RowsFLATSQ8SQ4PQ (m=384, nbits=8)
1M4 GB1 GB0.5 GB0.5 GB
10M40 GB10 GB5 GB5 GB
100M400 GB100 GB50 GB50 GB
1B4000 GB1000 GB500 GB500 GB
10B40000 GB10000 GB5000 GB5000 GB

IVF Memory Estimation

IVF has lower structural overhead than HNSW. A practical approximation is:

IVF_FLAT_Bytes ~= D * 4 * N

Quantizer-based approximations:

  • sq8: about 1/4 of flat
  • sq4: about 1/8 of flat
  • pq: typically close to sq4

Quick Reference (D=768)

RowsFLATSQ8SQ4PQ (m=384, nbits=8)
1M3 GB0.75 GB0.35 GB0.35 GB
10M30 GB7.5 GB3.5 GB3.5 GB
100M300 GB75 GB35 GB35 GB
1B3000 GB750 GB350 GB350 GB
10B30000 GB7500 GB3500 GB3500 GB

CPU Estimation

For high-QPS ANN search, a practical baseline ratio is:

16 cores : 64 GB memory (about 1 core : 4 GB)

When using quantization, CPU demand does not always shrink proportionally with index memory. In practice, estimate CPU from the FLAT-memory-equivalent workload, then tune down only after benchmark validation.

Real-Query Headroom (Do Not Size to 100%)

The formulas above estimate ANN index memory only. Real SQL often returns extra columns, for example:

SELECT id, text, l2_distance_approximate(embedding, [...]) AS dist
FROM tbl
ORDER BY dist
LIMIT N;

Even with TopN delayed materialization, execution still needs memory for other operators and columns. To reduce risk in production:

  • keep ANN index memory below about 70% of machine memory,
  • reserve the remaining memory for query execution, compaction, and non-vector data access.

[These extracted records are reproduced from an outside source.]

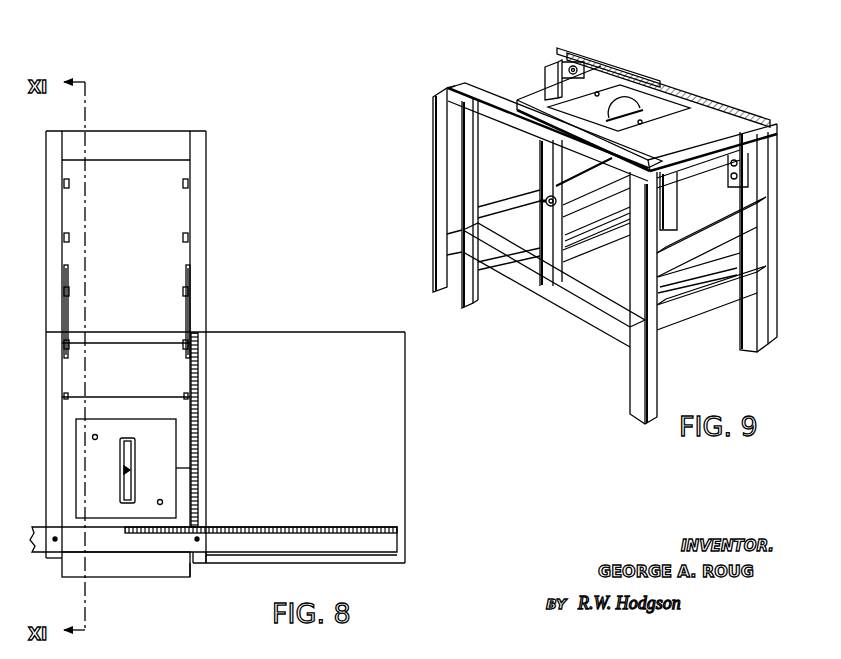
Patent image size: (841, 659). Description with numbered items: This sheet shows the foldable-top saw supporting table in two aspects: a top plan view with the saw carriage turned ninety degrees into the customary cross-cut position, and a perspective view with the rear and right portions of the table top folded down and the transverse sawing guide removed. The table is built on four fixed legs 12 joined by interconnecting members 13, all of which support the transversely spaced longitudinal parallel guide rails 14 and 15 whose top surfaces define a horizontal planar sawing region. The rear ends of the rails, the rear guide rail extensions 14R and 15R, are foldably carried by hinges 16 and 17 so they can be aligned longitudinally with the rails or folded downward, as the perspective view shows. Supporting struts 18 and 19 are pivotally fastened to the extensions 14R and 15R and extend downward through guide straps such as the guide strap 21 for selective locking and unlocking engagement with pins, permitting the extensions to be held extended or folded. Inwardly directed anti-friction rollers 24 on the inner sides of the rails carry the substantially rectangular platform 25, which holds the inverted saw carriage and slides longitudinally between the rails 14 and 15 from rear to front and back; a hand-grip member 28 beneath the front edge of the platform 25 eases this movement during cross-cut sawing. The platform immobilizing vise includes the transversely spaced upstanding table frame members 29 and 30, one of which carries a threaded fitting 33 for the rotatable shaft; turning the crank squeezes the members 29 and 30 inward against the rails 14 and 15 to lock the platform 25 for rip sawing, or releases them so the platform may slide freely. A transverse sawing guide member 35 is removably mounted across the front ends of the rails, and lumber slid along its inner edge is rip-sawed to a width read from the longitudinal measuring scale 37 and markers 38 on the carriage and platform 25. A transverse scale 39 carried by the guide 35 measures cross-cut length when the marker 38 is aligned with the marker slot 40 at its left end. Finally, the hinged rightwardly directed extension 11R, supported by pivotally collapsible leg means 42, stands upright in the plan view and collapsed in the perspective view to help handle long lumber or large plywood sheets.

In FIG. 8, the rightwardly directed extension 11R is at (387, 445).
In FIG. 9, the rightwardly directed extension 11R is at (728, 330).
In FIG. 9, the fixed legs 12 is at (463, 295).
In FIG. 8, the interconnecting members 13 is at (150, 337).
In FIG. 9, the interconnecting members 13 is at (508, 208).
In FIG. 9, the guide rail 14 is at (466, 86).
In FIG. 8, the rear guide rail extension 14R is at (54, 167).
In FIG. 9, the rear guide rail extension 14R is at (437, 227).
In FIG. 9, the guide rail 15 is at (640, 72).
In FIG. 8, the rear guide rail extension 15R is at (200, 151).
In FIG. 9, the rear guide rail extension 15R is at (548, 82).
In FIG. 9, the hinge 16 is at (432, 97).
In FIG. 9, the hinge 17 is at (556, 62).
In FIG. 8, the supporting strut 18 is at (67, 312).
In FIG. 9, the supporting strut 18 is at (512, 263).
In FIG. 8, the supporting strut 19 is at (187, 311).
In FIG. 9, the supporting strut 19 is at (592, 198).
In FIG. 9, the guide strap 21 is at (560, 192).
In FIG. 8, the anti-friction rollers 24 is at (68, 184).
In FIG. 9, the anti-friction rollers 24 is at (582, 72).
In FIG. 8, the platform 25 is at (197, 579).
In FIG. 9, the platform 25 is at (722, 126).
In FIG. 9, the hand-grip member 28 is at (745, 159).
In FIG. 9, the upstanding table frame (vise) member 29 is at (549, 162).
In FIG. 9, the upstanding table frame (vise) member 30 is at (672, 194).
In FIG. 9, the threaded fitting 33 is at (605, 117).
In FIG. 8, the transverse sawing guide member 35 is at (318, 543).
In FIG. 8, the longitudinal measuring scale 37 is at (196, 420).
In FIG. 9, the longitudinal measuring scale 37 is at (640, 82).
In FIG. 8, the markers 38 is at (124, 425).
In FIG. 9, the markers 38 is at (655, 100).
In FIG. 8, the transverse scale 39 is at (298, 527).
In FIG. 8, the marker slot 40 is at (125, 531).
In FIG. 9, the pivotally collapsible leg means 42 is at (626, 240).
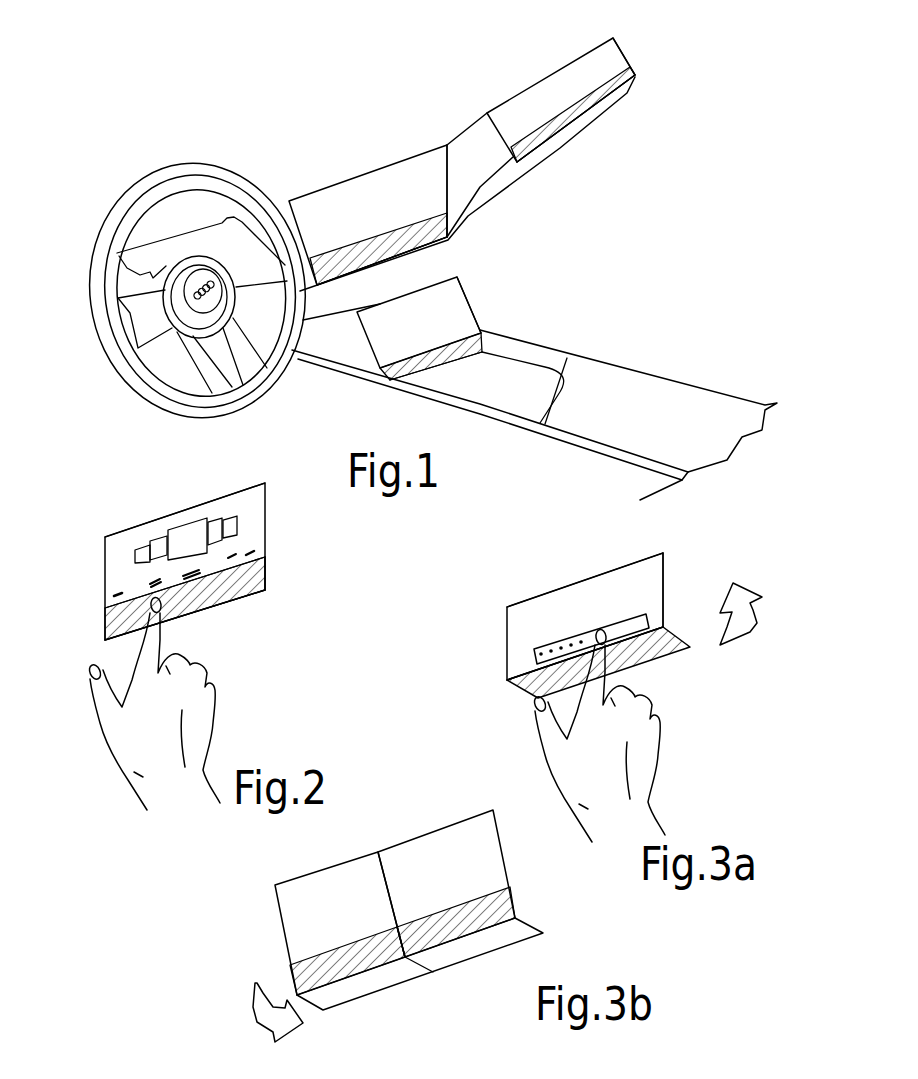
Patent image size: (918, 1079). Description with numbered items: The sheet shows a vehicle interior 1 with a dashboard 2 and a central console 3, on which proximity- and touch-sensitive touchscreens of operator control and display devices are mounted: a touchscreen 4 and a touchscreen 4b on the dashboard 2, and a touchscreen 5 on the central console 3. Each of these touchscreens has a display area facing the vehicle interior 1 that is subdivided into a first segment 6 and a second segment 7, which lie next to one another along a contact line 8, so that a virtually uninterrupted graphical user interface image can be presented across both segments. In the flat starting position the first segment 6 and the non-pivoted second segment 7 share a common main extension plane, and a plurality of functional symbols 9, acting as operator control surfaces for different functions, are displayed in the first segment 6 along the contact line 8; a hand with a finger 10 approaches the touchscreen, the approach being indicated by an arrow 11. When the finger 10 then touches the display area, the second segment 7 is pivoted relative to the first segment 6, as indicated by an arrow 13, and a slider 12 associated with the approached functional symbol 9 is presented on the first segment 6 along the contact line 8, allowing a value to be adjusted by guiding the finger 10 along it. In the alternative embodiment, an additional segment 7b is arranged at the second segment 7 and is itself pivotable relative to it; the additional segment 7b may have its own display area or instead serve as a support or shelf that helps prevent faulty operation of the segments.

In FIG. 1, the vehicle interior 1 is at (573, 264).
In FIG. 1, the dashboard 2 is at (289, 201).
In FIG. 1, the central console 3 is at (625, 372).
In FIG. 1, the touchscreen 4 is at (342, 182).
In FIG. 2, the touchscreen 4 is at (234, 490).
In FIG. 3A, the touchscreen 4 is at (620, 566).
In FIG. 1, the touchscreen 4b is at (523, 87).
In FIG. 1, the touchscreen 5 is at (459, 277).
In FIG. 2, the touchscreen 5 is at (186, 539).
In FIG. 3A, the touchscreen 5 is at (585, 580).
In FIG. 1, the first segment 6 is at (418, 173).
In FIG. 2, the first segment 6 is at (114, 530).
In FIG. 3A, the first segment 6 is at (538, 612).
In FIG. 3B, the first segment 6 is at (297, 915).
In FIG. 1, the second segment 7 is at (425, 228).
In FIG. 2, the second segment 7 is at (258, 595).
In FIG. 3A, the second segment 7 is at (677, 657).
In FIG. 3B, the second segment 7 is at (503, 907).
In FIG. 3B, the additional segment 7b is at (374, 984).
In FIG. 1, the contact line 8 is at (382, 232).
In FIG. 2, the contact line 8 is at (227, 596).
In FIG. 3A, the contact line 8 is at (664, 620).
In FIG. 2, the functional symbol 9 is at (116, 588).
In FIG. 2, the finger 10 is at (160, 642).
In FIG. 3A, the finger 10 is at (596, 680).
In FIG. 2, the arrow 11 is at (106, 617).
In FIG. 3A, the slider 12 is at (534, 654).
In FIG. 3A, the arrow 13 is at (743, 640).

Sizing Recommendations by Scenario

  1. Highest performance, memory is not a concern: HNSW + FLAT.
  2. Memory-constrained deployments: HNSW/IVF + PQ (often better practical balance than SQ8/SQ4).
  3. For PQ parameterization, start from pq_m = D / 2, then tune by recall and latency targets.
  4. If query performance requirements are moderate, prioritize reducing CPU core count. In some deployments, you can provision higher CPU during import/build and scale down CPU afterward.